I think EA systematically underweights “improving systems” and high-variance, high-potential-impact interventions.
For example, economic research likely influenced China's market reforms, lifting hundreds of millions from poverty. Those economists might only needed to have less than a 10% likelihood of influencing China’s decision to be as cost competitive as randomized controlled trials (RCTs). While impossible to measure precisely, the scale suggests enormous returns to certain types of policy research.
When we decide something is urgent enough—like bio risk or AI governance—we tackle complex policy problems anyway, funding research, advocacy, and talent pipelines. But drug approval reform affecting millions of preventable deaths might only now be reaching that threshold. Not through traditional EA but through Open Philanthropy’s abundance team.
Ideology might also play a role. EA leans left, and questioning FDA regulations—even well-intentioned ones—doesn't fit comfortably in progressive frameworks. The extensive literature on regulatory barriers to life-saving treatments exists mostly in libertarian circles and rarely crosses ideological lines.
Progress Studies Fills EA's Gaps (And Vice Versa)
Someone asked me: "Are you abundance/progress or are you EA?"
Why can't I be both?
The movements complement each other. There's even a general understanding in the progress studies community that their community consists of a large number of early and former EAs.
EA provides rigorous prioritization frameworks and global scope. Progress studies brings systems thinking, comfort with harder-to-measure interventions, and broader ideological perspectives that surface different neglected problems.
The same analytical tools that revealed bed nets and cash transfers can identify the institutional failures and policy barriers that prevent entire categories of solutions from existing. We might unlock interventions at scales (i.e. slowing aging) that dwarf even our biggest successes to date.
We don’t need to choose sides.
> I think EA systematically underweights “improving systems” and high-variance, high-potential-impact interventions.
I completely agree with this, especially the high-variance, high-potential-impact interventions. My analogy I have made before is that I don't think that inventing antibiotics would have been considered a very good cause by a counterfactual EA-like community in the 1910s. Yet, they have been responsible for so many lives saved (both human and non-human) since their discovery.

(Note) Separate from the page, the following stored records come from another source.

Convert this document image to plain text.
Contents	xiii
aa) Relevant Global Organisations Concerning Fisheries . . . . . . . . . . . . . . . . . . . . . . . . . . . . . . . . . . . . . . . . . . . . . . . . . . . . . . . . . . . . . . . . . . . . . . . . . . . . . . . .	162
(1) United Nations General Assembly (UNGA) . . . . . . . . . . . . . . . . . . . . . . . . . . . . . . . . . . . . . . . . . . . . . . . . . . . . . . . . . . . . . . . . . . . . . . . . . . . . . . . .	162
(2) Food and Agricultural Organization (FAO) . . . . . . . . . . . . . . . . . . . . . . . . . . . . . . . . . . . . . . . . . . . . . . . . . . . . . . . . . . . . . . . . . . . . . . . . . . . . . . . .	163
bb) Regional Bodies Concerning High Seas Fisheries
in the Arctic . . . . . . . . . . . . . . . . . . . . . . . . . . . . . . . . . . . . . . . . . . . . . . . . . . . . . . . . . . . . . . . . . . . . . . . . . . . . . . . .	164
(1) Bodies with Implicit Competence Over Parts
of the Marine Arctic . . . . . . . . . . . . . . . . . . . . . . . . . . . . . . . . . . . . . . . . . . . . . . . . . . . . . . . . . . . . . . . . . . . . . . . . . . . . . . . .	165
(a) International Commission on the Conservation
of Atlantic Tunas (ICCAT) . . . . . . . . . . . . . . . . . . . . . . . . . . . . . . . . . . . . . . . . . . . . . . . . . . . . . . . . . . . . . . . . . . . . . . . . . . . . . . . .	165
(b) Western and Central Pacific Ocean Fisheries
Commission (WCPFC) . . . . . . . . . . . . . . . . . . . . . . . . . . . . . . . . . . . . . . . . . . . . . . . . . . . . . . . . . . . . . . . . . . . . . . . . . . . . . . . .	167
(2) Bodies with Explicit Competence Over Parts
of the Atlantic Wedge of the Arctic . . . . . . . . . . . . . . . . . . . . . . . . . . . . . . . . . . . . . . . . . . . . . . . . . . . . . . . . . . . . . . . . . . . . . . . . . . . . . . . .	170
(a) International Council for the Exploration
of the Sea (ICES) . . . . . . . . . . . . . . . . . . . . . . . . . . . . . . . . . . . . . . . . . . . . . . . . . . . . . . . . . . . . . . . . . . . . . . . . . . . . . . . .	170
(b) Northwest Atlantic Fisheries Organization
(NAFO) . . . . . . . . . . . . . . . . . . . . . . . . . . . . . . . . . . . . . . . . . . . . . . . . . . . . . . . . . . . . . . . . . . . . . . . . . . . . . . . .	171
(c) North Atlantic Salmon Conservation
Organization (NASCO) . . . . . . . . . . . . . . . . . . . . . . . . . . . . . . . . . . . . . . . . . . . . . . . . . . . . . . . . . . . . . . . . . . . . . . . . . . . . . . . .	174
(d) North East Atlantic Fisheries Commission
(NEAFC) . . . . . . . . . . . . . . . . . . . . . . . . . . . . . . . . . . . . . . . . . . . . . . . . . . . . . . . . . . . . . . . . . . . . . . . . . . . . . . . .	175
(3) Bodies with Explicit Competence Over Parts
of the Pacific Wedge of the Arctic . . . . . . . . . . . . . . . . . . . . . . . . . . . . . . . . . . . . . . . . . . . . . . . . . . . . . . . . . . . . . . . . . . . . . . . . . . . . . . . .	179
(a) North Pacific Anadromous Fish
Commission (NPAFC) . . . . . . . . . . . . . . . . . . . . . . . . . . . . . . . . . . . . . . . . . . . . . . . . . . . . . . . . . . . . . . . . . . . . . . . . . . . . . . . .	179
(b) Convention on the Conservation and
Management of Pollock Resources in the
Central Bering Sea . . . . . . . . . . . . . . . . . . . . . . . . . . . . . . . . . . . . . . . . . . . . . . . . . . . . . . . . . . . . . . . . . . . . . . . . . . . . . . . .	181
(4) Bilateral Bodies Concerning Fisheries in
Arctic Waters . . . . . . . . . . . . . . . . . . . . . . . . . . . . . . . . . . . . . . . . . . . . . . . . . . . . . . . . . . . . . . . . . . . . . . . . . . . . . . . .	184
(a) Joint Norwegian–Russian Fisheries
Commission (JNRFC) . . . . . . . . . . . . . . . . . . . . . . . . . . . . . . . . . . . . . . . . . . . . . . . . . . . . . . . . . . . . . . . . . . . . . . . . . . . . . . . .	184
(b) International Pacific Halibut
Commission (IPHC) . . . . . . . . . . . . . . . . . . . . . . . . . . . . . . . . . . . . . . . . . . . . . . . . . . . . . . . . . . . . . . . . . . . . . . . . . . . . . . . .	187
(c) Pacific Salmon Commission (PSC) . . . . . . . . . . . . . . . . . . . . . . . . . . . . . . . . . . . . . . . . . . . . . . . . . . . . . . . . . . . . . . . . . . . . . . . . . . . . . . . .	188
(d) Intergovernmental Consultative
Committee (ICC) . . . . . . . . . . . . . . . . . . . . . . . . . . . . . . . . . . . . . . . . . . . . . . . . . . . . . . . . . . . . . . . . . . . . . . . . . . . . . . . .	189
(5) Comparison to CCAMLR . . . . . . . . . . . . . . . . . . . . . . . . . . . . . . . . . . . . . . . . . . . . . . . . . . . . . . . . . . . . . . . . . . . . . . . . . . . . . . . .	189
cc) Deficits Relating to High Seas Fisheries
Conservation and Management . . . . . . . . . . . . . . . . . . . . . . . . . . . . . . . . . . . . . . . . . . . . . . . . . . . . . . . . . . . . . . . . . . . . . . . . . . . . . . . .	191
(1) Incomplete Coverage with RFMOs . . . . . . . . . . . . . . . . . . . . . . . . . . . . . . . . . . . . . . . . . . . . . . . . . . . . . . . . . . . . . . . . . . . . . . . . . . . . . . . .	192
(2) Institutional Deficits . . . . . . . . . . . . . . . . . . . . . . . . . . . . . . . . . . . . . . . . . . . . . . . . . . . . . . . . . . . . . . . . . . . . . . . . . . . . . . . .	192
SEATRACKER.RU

In my experience capital-EA Effective Altruists tend to be more interested in applying things that are known to work rather than building out the possible space of effective interventions.
I think part of the situation is that many people in the community who are interested in high-variance, high-potential-impact interventions are "spending most of their weirdness points" on AI x-risk interventions. They might be right to do so, but it creates a vacuum.
I agree with this partway, but I think this underemphasizes the extent to which effective altruism is still largely focused on how people can do the most good with their charitable donations. While there's definitely a lot of societal good coming from these broader, less measurable, interventions, I suspect they are probably much harder for people donating relatively small amounts of money to do anything for, and that that's a big reason why effective altruism focuses less on it.